Combinatorial Optimization Problems

 Combinatorial optimization problems arise in many applications in various forms in seemingly unrelated areas such as data compression, pattern recognition, image segmentation, resource allocation, routing, and scheduling, graph aggregation, and graph partition problems. These optimization problems are characterized by a combinatorial number of configurations, where a cost value can be assigned to each configuration, and the goal is to find the configuration that minimizes the cost. Moreover, these optimization problems are largely non-convex, computationally complex and suffer from multiple local minima that riddle the cost surface. In our work, we are motivated by solutions that are employed by nature to similar combinatorial optimization problems; well described in terms of laws such as maximum entropy principle (MEP) in statistical physics literature.
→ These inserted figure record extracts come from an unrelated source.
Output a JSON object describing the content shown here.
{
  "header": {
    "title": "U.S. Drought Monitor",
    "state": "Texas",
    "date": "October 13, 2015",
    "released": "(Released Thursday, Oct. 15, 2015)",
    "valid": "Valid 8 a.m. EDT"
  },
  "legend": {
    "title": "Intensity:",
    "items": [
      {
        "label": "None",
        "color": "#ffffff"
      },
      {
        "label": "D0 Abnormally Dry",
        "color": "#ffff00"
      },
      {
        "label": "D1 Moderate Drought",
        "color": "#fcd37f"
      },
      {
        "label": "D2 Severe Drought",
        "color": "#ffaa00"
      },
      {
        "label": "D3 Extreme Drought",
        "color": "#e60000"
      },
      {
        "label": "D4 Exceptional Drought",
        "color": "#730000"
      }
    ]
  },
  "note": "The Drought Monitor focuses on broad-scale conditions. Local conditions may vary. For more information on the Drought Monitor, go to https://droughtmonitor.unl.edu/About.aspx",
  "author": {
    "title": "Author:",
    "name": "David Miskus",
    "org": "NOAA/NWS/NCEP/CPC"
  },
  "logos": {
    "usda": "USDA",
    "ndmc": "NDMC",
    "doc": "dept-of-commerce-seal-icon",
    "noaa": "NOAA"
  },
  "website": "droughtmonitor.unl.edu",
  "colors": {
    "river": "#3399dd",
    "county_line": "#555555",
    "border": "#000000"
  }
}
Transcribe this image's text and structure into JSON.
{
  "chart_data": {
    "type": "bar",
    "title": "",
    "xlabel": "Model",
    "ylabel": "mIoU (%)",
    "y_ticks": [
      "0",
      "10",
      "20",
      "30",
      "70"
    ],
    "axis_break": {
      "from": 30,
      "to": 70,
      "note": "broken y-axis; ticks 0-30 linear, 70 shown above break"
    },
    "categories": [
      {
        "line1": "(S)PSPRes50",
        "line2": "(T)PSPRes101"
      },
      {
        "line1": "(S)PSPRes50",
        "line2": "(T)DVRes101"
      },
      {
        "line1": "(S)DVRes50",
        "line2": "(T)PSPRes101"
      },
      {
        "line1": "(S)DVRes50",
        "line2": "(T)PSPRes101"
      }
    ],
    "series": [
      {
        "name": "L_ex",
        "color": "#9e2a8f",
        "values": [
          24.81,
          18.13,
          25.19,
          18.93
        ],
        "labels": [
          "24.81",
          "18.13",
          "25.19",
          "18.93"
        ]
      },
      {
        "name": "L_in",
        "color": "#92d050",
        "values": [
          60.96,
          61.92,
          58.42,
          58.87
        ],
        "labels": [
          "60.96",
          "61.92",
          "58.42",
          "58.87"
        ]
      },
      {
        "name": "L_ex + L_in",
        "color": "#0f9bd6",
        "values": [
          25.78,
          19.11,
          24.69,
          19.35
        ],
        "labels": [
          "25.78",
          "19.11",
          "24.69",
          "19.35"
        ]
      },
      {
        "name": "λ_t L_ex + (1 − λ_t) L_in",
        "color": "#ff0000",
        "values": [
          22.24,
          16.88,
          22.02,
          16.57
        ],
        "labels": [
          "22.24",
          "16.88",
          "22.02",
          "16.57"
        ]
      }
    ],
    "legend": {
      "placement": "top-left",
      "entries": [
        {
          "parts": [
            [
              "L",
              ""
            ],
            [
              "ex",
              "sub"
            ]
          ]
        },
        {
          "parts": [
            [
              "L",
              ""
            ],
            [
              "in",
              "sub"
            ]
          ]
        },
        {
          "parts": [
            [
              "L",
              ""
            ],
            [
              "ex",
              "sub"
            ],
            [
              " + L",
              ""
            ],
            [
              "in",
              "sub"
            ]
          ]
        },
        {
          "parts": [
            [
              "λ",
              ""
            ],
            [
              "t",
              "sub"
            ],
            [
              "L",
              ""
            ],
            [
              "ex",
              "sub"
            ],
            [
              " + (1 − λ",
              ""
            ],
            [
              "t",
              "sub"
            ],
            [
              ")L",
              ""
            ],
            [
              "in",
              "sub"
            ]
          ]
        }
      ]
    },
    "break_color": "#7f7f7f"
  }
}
Our main current contributions are threefold - (i) First, we first provide a clustering or resource allocation viewpoint to several combinatorial optimization problems: (a) data clustering, (b) graph partitioning (such as clustering of power networks), (c) traveling salesman problem (TSP) and its variants, (d) vehicle routing problem with time-windows (VRPTW), (e) multiway cut, and (f) graph coloring. This viewpoint enables a unified approach to handle a broader class of problems, and therefore efficient MEP based heuristics can be leveraged to obtain high-quality solutions. (ii) Second, we explore MEP based ideas to clustering problems specified by pairwise distances. Many problems in graph theory are indeed specified in terms of the corresponding edge-weight matrices (and not in terms of the nodal locational coordinates). (iii) Finally, our framework allows for inclusion of several constraints in the clustering/resource allocation problems. These constraints may correspond to capacity constraints in case of resource allocations where capacity of each resource is limited, or minimum-tour length constraints in case of traveling salesman problems (TSPs) and its variants.
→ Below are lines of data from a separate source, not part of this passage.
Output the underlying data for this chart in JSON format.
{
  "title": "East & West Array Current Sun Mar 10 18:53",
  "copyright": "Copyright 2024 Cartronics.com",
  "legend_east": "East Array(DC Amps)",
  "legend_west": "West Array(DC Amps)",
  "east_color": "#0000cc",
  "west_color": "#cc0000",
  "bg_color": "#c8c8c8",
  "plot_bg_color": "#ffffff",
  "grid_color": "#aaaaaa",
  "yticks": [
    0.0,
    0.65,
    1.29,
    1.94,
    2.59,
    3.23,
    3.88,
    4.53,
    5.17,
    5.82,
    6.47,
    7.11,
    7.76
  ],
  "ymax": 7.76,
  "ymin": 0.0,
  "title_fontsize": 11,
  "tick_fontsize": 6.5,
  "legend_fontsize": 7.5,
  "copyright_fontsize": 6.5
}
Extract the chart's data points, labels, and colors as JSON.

Enabling the Grid of the Future

 The infrastructure that defines the U.S. electric grid is based largely on pre-digital technologies developed in the first part of the 20th century. In subsequent decades, grid development has evolved through emphasis on safety, accessibility, and reliability to security and resiliency. Throughout this evolution, the grid mainly relied on centralized power plants and developed protocols to provide system reliability based on that model. However, the increasing use of renewable generation and distributed energy resources (DER), such as residential solar and home energy storage, along with customers’ changing energy usage patterns are leading to greater uncertainty and variability in the electric grid. New tools are required to create a flexible and modern electric grid that can meet this increase in renewable generation and DERs, while providing the quality of service, resiliency, and reliability that customers expect. We have developed innovative hardware and software solutions to integrate and coordinate generation, transmission, and end-use energy systems at various points on the electric grid. These control systems will enable real-time coordination between distributed generation, such as rooftop and community solar assets and bulk power generation, while proactively shaping electric load.